Ah, davvero? Ma veramente? E se gli studenti, se i genitori, se l'ultimo povero cretino che passava di la' per caso l'aveva gia' detto che l'edificio ospitante il Liceo Darwin di Rivoli era sgarrupato, quelli che quando "l'avevano detto" si sono girati dall'altra parte, si sono tappati le orecchie o con buon fare da "adulti" (come avveniva ai miei tempi...) hanno tagliato corto l'argomento... che fine hanno fatto?

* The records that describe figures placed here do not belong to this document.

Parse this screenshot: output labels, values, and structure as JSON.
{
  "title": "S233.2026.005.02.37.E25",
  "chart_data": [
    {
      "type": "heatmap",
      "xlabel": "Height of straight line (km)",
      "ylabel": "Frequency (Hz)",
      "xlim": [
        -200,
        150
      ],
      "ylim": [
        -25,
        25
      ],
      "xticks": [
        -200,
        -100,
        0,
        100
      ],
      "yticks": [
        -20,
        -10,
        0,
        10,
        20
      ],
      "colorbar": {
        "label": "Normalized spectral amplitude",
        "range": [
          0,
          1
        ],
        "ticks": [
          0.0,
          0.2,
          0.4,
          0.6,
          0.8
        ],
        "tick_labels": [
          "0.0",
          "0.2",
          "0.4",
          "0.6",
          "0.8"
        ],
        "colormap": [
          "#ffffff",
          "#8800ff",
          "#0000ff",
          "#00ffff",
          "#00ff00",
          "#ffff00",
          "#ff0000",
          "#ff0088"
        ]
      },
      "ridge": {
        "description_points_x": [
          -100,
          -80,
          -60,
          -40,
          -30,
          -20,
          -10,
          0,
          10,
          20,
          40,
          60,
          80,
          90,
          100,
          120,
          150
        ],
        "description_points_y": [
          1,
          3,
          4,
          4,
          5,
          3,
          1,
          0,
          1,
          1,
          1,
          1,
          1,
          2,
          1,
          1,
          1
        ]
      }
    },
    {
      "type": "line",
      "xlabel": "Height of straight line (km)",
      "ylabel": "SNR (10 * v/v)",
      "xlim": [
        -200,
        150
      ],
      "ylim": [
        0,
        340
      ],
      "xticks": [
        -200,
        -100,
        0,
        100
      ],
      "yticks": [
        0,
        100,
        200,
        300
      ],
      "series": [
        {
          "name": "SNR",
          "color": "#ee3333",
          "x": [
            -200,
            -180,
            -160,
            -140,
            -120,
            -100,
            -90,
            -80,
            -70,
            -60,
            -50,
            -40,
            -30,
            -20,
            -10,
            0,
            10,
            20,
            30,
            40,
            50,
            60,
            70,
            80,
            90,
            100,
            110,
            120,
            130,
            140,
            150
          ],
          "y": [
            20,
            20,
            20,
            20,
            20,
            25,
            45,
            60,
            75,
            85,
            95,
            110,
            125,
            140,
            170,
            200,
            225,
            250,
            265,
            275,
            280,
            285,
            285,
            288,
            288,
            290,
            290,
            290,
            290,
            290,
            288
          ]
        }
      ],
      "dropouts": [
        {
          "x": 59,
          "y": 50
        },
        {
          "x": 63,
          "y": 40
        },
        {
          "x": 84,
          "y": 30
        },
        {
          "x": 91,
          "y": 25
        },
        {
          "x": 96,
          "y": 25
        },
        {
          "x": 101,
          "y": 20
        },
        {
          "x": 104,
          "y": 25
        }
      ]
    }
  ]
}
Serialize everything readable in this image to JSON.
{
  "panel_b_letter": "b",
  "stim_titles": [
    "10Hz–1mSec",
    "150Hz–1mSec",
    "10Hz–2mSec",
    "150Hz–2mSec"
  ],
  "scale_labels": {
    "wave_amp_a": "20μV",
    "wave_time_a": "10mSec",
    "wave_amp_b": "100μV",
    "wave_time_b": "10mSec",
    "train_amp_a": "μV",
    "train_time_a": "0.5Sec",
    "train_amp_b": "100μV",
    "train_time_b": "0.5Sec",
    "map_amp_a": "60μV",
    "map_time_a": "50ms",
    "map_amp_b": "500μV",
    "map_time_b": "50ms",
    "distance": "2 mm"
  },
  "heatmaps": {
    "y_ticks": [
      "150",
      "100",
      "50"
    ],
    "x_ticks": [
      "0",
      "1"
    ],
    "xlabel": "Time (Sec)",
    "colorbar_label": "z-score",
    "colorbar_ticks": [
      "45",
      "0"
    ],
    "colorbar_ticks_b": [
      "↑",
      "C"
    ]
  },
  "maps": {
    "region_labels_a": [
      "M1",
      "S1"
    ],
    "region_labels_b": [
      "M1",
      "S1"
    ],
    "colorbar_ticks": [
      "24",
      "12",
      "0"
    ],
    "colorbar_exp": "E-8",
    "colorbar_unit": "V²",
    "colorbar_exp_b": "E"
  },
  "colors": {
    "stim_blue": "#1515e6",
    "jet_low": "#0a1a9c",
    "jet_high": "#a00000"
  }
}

Perche' non vanno in piazza, non vanno dai ragazzi in ospedale, a dire *ADESSO* che non e' vero che l'edificio ha seri problemi strutturali?
Ah, gia', ma certo: c'e' scappato il morto, quindi e' vero che ci sono problemi strutturali nell'edificio.
Perche' siamo in Italia. Perche' porcaccia la miseriaccia zozza & lurida c'e' gente con ruoli di responsabilita' che per capire le cose o gli se le ficcano in testa dopo avergliela aperta a colpi di accetta, o prima qualcuno ci dovra' restare secco!
Poi: aaahhhhh! State tranquilli che _succederanno_ _miracoli_.
Sono state ordinate verifiche strutturali in tutte le scuole d'Italia. Ma VAFFANCULO! Adesso mi fate le verifiche strutturali? Ma nelle stanze dei bottoni ai vari ministeri preposti qualcuno ha mai sentito paroline magiche come, tanto per pronunciare un incantesimo a caso, Legge 626/96? No, dico: 626 del NOVANTASEI, porco ca%%o, DODICI ANNI FA, non ieri!
Carlo Azeglio Ciampi, quando era Presidente della Repubblica, il 3 novembre 2002 a San Giuliano di Puglia disse, parlando al funerale delle vittime del crollo della Scuola Elementare Francesco Jovine: "Non siamo stati capaci di proteggere i nostri bambini [...] Queste cose non devono accadere e questa dolorosa esperienza ci deve insegnare a comportarci per fare in modo che queste cose non accadano" (ricordo peraltro Gianfranco Funari, che in quell'occasione riferendosi ai ventisette bambini, disse: "Il paradiso non ci aveva fatto richiesta per nuovi Angeli: siamo stati *noi* a volerglieli mandare").
Ecco. A distanza di sei anni ancora non abbiamo imparato, e queste cose accadono. A distanza di sei anni possiamo dire tranquillamente: per un teen-ager italiano medio uscire la mattina per andare a scuola comporta la stessa tipologia di rischi che avrebbe a prendere una macchina del tempo ed entrare nella miniera di Bois du Cazier nel 1956.
Auspico che al prossimo rischio sulla falsariga di questo, Dio non voglia dovesse il personaggio responsabile preposto fare orecchie da mercante alle segnalazioni di rischio, qualcuno gli assesti un paio di sberloni ben calibrati; almeno se proprio ci deve scappare il ferito grave, l'eventuale ferimento della persona preposta a risolvere questo genere di problemi e' auspicabile per mettere urgenza, anziche' aspettare come sempre che qualcuno ci debba lasciare le penne.